Dennis Bray and his research in nerve growth and cell motility

Dennis Bray and his research in nerve growth and cell motility

Dennis Bray is an active emeritus professor at the University of Cambridge in the Department of Physiology, Development, and Neuroscience. Besides, his group is also a part of the Oxford Center for Integrative System Biology.

After a first career in neurobiology, researching cell growth and movement, Dennis Bray moved to Cambridge to work on the development of computational models of cell signaling. This was particularly in relation to bacterial chemotaxis. In 2006, Bray was awarded the Microsoft European Science Award for his work on chemotaxis.

Bray’s research in cell biology

Dennis Bray was a trained biochemist at MIT and neurobiologist at Harvard Medical School before going back to the UK, where he carried out long research in the field of cell motility and nerve growth. Bray has also authored several books on molecular and cell biology. These textbooks include Molecular Biology of the Cell and Cell Movements.

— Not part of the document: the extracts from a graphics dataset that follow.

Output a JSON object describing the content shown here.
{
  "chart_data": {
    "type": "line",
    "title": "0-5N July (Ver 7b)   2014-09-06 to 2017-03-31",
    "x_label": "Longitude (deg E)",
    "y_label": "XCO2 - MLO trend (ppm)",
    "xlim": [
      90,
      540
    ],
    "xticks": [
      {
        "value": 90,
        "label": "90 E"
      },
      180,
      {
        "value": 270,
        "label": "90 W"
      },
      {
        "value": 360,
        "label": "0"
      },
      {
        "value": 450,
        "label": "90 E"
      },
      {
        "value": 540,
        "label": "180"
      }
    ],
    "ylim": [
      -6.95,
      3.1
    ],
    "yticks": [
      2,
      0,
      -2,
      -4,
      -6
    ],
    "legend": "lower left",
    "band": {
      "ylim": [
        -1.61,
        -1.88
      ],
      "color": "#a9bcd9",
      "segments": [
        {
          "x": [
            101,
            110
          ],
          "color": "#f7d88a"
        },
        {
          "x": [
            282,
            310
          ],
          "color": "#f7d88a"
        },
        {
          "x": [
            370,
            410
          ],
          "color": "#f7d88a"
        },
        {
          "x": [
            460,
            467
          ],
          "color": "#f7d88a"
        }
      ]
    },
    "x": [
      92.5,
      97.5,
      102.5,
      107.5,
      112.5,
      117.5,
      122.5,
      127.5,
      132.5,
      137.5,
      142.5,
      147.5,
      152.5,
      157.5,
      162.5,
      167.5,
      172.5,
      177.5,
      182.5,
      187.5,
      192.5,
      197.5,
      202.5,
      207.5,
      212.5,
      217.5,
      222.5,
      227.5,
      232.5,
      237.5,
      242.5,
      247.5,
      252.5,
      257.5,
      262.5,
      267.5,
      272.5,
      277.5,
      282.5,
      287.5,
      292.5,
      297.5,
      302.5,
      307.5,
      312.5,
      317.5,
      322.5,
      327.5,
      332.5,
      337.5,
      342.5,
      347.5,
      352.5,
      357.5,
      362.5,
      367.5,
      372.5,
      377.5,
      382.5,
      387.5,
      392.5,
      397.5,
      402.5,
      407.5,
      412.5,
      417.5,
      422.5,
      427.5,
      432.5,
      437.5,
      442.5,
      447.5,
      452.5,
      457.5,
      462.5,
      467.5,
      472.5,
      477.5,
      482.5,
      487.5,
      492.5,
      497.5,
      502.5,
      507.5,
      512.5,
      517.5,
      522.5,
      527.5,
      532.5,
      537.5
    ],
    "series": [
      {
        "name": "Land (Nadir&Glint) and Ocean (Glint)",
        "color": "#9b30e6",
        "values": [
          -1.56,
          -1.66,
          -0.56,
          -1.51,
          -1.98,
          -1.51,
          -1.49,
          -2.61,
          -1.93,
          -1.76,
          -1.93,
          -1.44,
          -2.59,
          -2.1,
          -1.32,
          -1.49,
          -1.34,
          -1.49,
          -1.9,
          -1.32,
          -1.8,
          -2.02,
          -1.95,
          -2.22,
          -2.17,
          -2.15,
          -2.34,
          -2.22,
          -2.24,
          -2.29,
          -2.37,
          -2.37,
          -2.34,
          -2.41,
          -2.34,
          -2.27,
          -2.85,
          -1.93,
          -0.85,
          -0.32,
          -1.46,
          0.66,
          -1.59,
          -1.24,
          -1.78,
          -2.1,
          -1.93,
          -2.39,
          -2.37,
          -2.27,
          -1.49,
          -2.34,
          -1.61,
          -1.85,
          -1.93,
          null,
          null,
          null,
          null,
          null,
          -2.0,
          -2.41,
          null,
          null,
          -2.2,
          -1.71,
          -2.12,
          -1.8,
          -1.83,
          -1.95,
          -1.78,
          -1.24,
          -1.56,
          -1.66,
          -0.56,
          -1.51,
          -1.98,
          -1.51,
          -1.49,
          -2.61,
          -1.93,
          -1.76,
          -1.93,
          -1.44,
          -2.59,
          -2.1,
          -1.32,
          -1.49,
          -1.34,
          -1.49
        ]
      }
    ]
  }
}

Bray’s recent book named Wetware is written with the general audience in mind. Bray talks about the findings of the new discipline of systems biology to show that the internal chemistry of living cells packs a form of computation. The book argues that the computational power of cells offers the basis of all the distinctive properties of living systems, enabling organisms to embody in their internal structure, which also accounts for their intelligence and adaptability.

His exceptional work on cell growth

His recent work talks about the propagation of allosteric states in large multi-protein complexes. He has also contributed to a 2012 Alan Turing centenary symposium in Nature entitled “Is the Brain a Good Model for Machine Intelligence?,” and an essay called “Brain versus Machine.”

Dennis Bray, over the years, managed to win several awards for his work on cell growth. Apart from winning the Microsoft European Science Award for his work on chemotaxis in E. coli, he has many other honors to his name.

Bray took the help of detailed computer simulations that were tied to experimental data, to question how the macromolecular pathway controlling cell motility in bacteria works as an integrated unit. Bray’s team learned that the physical location of molecular components within the molecular jungle of the cell interior is important to determine how they function.